Il padre del bambino si è subito attivato per seguire il segnale. Non è riuscito a rintracciare il ladro, ma ha ripercorso le sue tappe: due negozi specializzati nella vendita e riparazione di biciclette. In particolare, una volta arrivato al secondo, l’uomo si è reso conto che il segnale del gps era fisso. Guardando meglio in quella zona ha notato che un’auto in sosta di fronte all’attività commerciali aveva i sedili posteriori abbassati e sotto ad alcuni scatoloni c’era una bici.
Si trattava dell’auto del negoziante, che poco prima aveva negato di avere acquistato la bici dal ladro e una volta scoperto si è giustificato in maniera poco convincente.
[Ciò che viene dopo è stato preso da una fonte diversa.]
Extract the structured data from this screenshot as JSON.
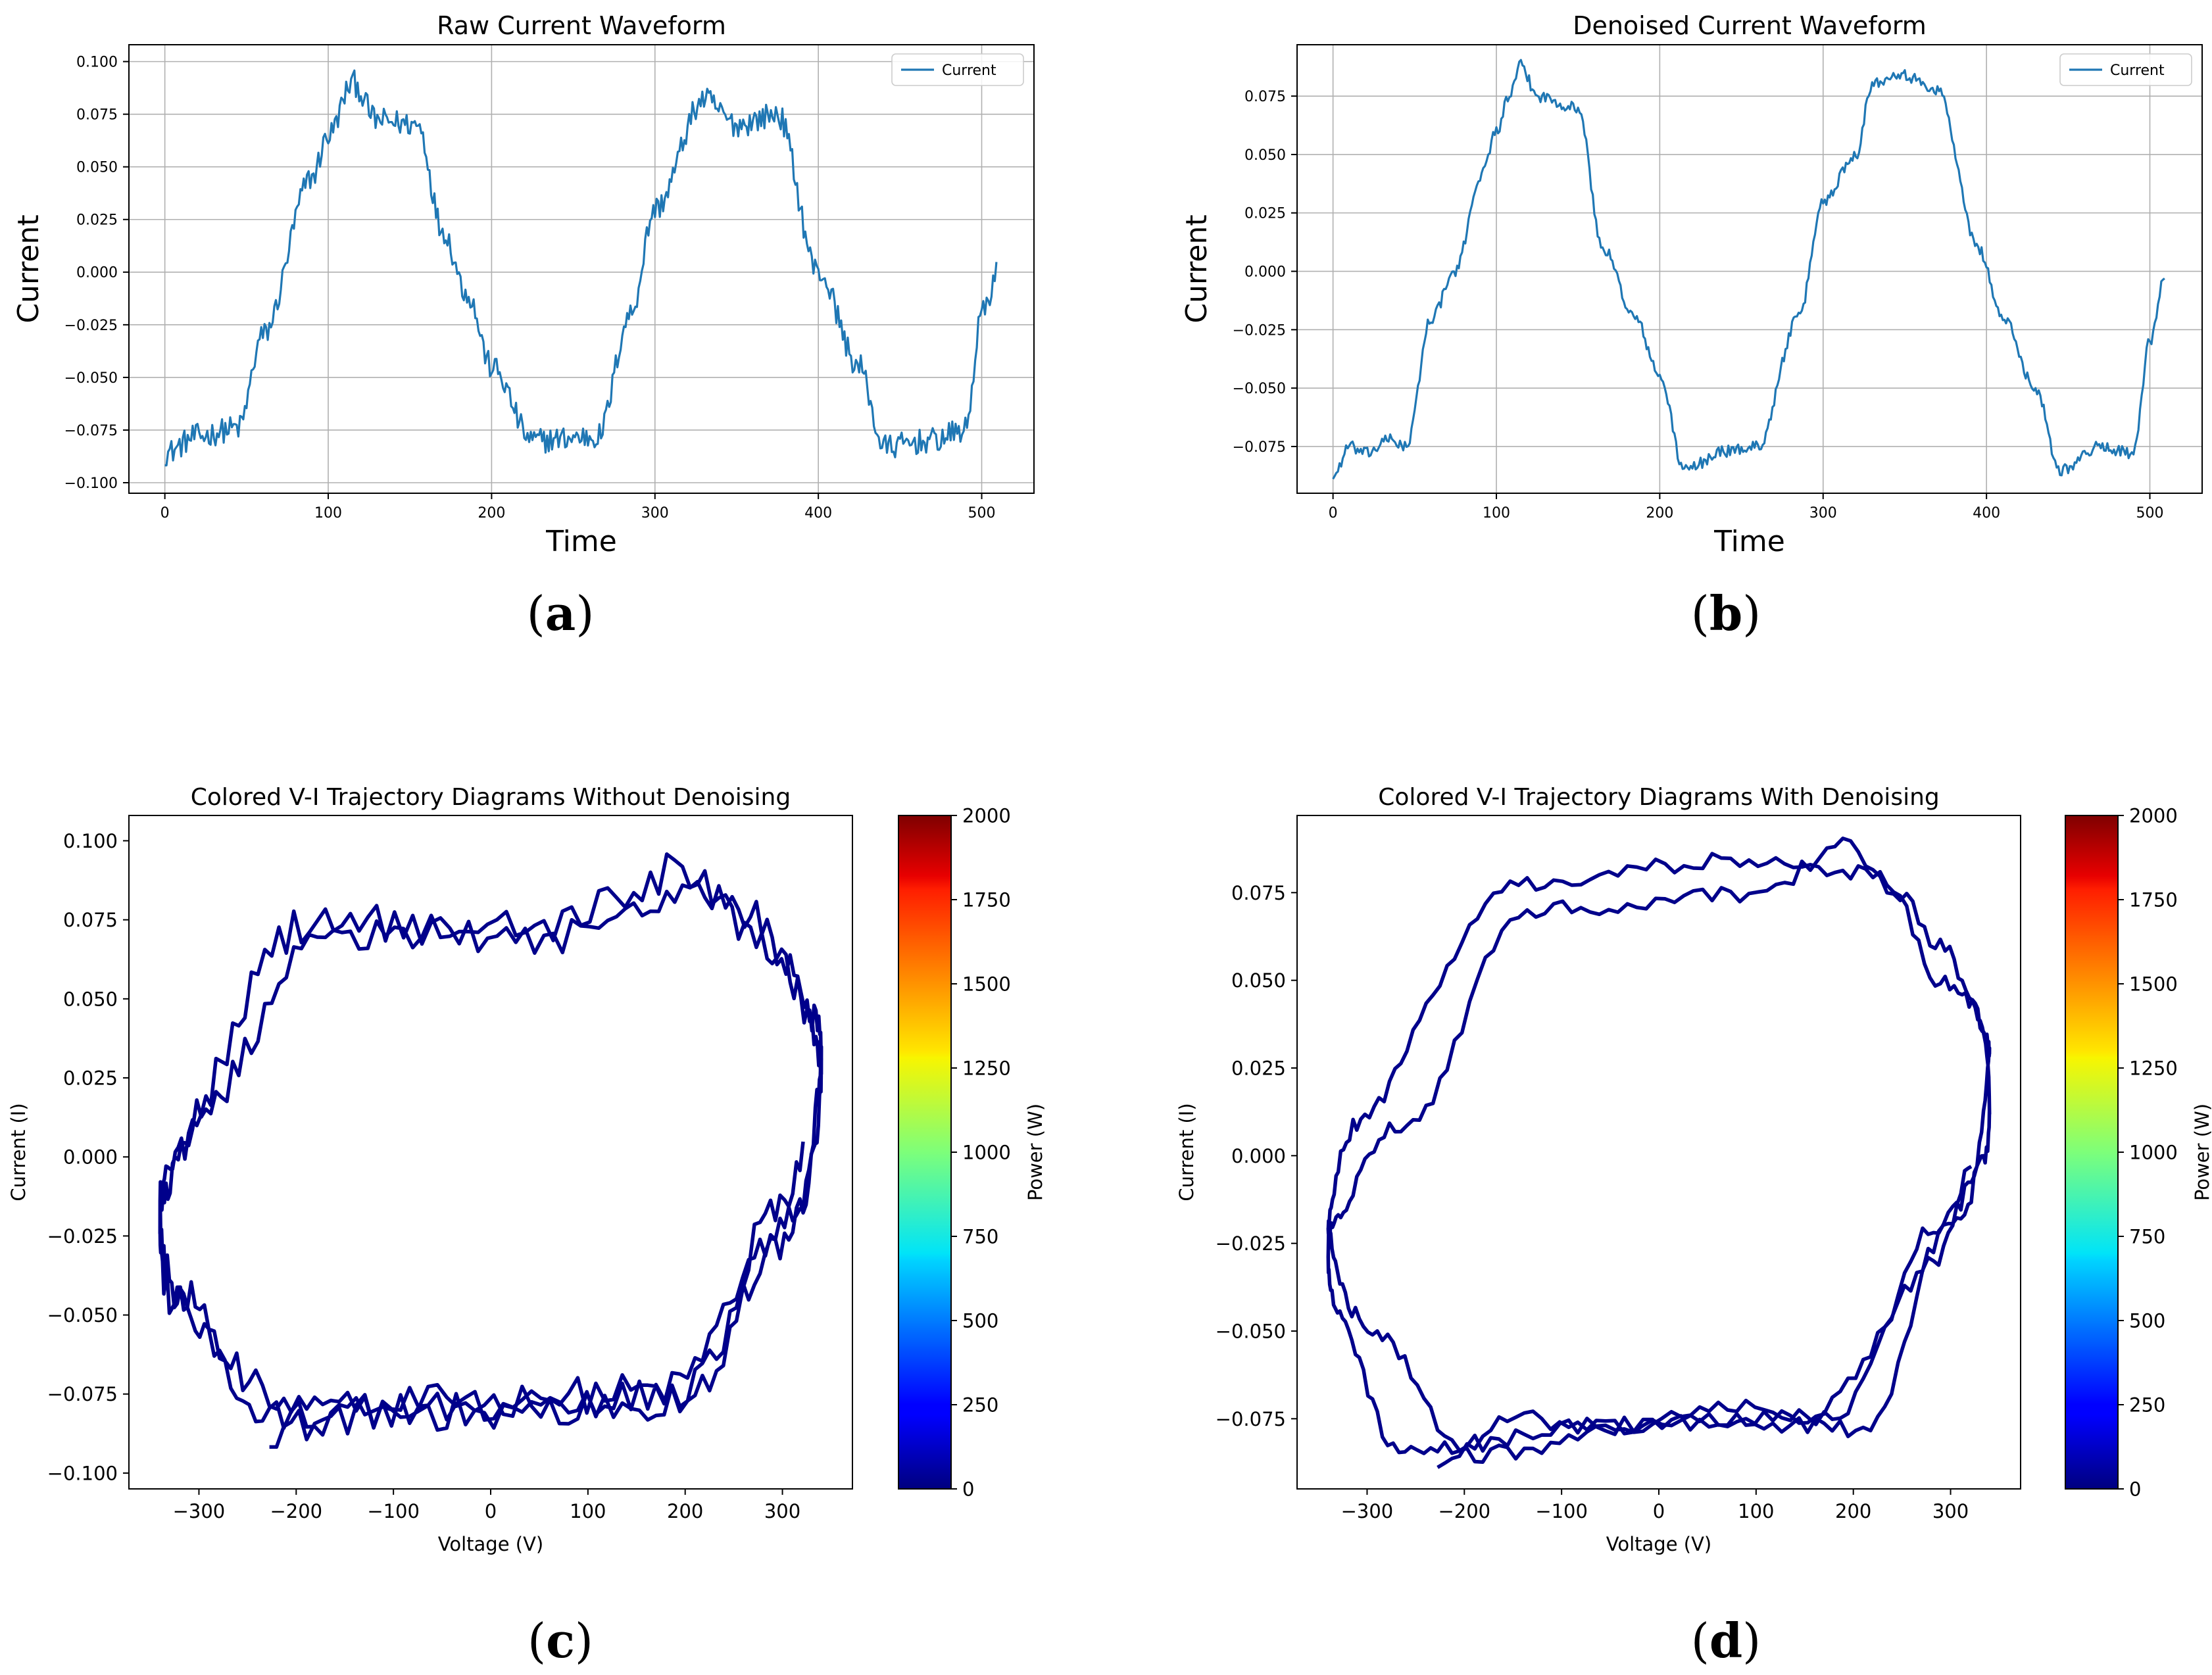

L’uomo si è fatto restituire la bicicletta, che era proprio quella del figlio, e ha chiamato la Polizia. Successivamente ha scoperto che il vicino di casa aveva fotografato il ladro, perché insospettito dai suoi movimenti sospetti, e l’immagine che lo immortala è stata consegnata agli investigatori. Tra l’altro il soggetto è riconoscibile, anzi è noto alle forze di polizia, proprio per furti di questo genere, arrestato proprio di recente per la razzia in un’abitazione. Sulla vicenda è in corso un’indagine.